Kay, a digital designer, and Jonathan who works in the restaurant business, had admired the thoughtfully succinct design work of BoND, the architecture and interiors firm run by Israeli ex-pats Noam Dvir and Daniel Rauchwerger—BoND stands for Bureau of Noam and Daniel—and asked if they’d shore up the apartment for full-time living. Daniel climbed the stairs to the fifth-floor walk-up and was charmed at first glance. “The original design thinking was to preserve as much as possible—it would be a classic Greenwich Village attic apartment with as-needed contemporary interventions.”

Then reality set in: the walls crumbled to the touch and pipes were leaking into the apartments below. The place was moldy and rotting. “There’s a gap between the romantic thought of wanting to keep it all,” says Daniel, “and actually living in a ruin.” A ruin, he adds, with barely a kitchen, not much of a bath, no bedroom, and daunting dimensions: the main ceiling may soar but the middle area is a mere 8 feet wide and the long, narrow whole only totals 550 square feet: scroll to the end to see the floor plan and Before shots.

All parties agreed a makeover was called for. And so the BoND crew began the work of hauling all tools and materials up five narrow flights. To maximize a sense of space, BoND opened up the living room by removing a nonstructural wall; performed some architectural jujitsu to fit in a full new kitchen and bath. As for the trickiest riddle: thanks to their adventurous clients, they put the bed into an entirely unexpected spot. Join us for a look.

Photography by Chris Mottalini, courtesy of BoND.

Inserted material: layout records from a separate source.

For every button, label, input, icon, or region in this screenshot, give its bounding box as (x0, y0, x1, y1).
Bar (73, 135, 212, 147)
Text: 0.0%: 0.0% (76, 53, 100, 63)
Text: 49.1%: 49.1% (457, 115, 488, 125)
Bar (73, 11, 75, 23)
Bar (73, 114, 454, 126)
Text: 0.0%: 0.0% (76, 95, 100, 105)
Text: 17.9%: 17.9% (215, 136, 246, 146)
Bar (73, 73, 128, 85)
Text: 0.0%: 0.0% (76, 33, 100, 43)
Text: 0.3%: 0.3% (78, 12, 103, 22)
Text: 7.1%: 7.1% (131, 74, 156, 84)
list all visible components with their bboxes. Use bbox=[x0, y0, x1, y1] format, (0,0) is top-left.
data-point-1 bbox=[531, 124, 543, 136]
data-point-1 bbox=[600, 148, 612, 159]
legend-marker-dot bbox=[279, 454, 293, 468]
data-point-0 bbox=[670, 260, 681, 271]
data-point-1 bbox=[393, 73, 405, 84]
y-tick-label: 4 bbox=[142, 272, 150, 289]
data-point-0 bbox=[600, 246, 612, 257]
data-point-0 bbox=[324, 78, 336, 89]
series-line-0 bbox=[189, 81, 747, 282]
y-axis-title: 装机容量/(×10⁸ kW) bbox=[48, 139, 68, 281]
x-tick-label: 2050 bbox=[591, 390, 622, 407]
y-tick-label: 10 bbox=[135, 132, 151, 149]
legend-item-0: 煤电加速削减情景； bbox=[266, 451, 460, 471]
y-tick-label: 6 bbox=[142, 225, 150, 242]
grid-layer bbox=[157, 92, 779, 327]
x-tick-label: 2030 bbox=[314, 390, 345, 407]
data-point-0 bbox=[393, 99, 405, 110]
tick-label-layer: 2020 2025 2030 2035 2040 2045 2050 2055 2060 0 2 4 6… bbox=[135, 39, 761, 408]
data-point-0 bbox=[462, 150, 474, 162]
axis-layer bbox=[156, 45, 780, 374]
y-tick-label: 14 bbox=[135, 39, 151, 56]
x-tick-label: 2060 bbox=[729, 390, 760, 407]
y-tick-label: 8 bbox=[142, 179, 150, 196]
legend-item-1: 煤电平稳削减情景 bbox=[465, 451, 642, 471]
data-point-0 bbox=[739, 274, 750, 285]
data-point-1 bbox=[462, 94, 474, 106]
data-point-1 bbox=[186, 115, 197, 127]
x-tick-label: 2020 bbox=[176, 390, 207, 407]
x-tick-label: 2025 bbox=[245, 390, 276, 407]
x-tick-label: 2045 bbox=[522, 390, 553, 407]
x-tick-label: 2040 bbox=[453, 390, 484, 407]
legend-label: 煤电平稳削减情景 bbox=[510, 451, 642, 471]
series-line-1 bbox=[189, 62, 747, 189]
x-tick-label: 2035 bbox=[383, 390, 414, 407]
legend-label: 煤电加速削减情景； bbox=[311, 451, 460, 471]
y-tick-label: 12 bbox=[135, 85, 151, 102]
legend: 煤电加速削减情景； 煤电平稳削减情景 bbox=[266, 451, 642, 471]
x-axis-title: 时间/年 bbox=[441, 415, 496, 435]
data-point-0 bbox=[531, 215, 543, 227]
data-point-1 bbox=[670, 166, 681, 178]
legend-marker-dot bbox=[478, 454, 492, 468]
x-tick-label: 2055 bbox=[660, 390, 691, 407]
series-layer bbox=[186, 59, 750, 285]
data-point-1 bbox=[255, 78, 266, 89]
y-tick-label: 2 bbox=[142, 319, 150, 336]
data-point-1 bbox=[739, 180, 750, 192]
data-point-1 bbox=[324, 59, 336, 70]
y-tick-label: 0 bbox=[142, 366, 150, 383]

the apartment is set on the top floor of a residential building dating from \19 12
Above: The apartment is set on the top floor of a residential building dating from 1900 and was likely originally used as living quarters. “While having to renovate the space, an important goal was to keep the historic studio feel,” says Daniel, noting that the living area retains its original windows, fireplace, moldings, and pine floor, all newly repaired and refinished.

The walls are limewashed: Daniel and Kay consulted our post Everything You Need to Know about Limewash Paint and went with a pale gray from French line Ressource: “Latex would look too new. Lime paint has a lot of depth to it and the color shifts with the light,” says Daniel. The vintage chair next to the hearth opens into a step stool.